Retired King Says Gov’t, Not Ills, Stalls His Return

Responding to New Year’s correspondence wishing him good health and a speedy return to Cam­bo­dia, retired King Norodom Si­ha­nouk posted on his Web site that it was not his poor health, but rather the government’s abuses that kept him from returning.

In a letter dated Saturday, the re­tired King cited one still-stinging insult: The broadcasting of Lon Nol-era, anti-Sihanouk songs on tele­vi­sion and radio in October.

He added that his return would im­ply his approval of the supplemental border agreement with Viet­nam, something he was not willing to offer.

“The fact that the new generation publicized the song made me… [remember] the abasement against me. I cannot return home until I forget this suffering,” the re­tired King wrote of the songs, which accused him of ceding land to Vietnam.

“If I go home now…history and peo­ple could misunderstand, [think­ing that] I agreed with an illegal treaty signed in the previous regime,” he noted, adding that dy­ing abroad for the sake of territorial integrity would not be a mistake.

The retired King in November threatened, then dropped, a lawsuit against media outlets that had aired the songs.
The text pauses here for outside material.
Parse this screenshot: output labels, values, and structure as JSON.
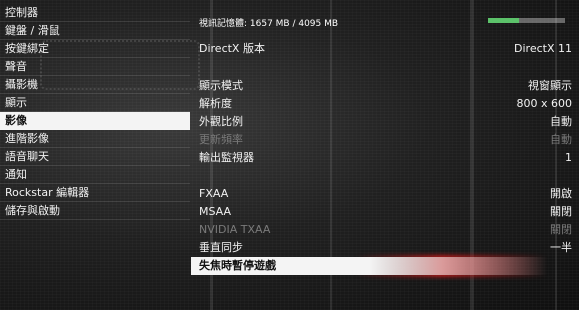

But, the retired King’s spe­cial secretary, Prince Sisowath Thomico, wrote in a recent e-mail, “He cannot forget this completely-un­­just humiliation which was inflicted upon him.”

Prince Thomico added that when the retired King had chaired the Supreme National Council on Border Affairs, “He was not allowed to check by Himself the current borders demarcation to compare it with the 1969’s map.”

Var Kimhong of the National Au­thority on Border Affairs said the border issue was settled and the government was using proper equipment to demarcate the border by the end of 2008.

“Don’t expect that we work like child’s play,” he said. “We won’t do a job that someone can complain about.”

Opposition lawmaker Yim So­vann said the retired King was seek­­­ing to defend his honor, not exac­erbate hostilities with the government.

“I think the [retired] King always wants to have a better relationship with the government, but he does not want to be responsible with the government approval of the border treaty,” he said.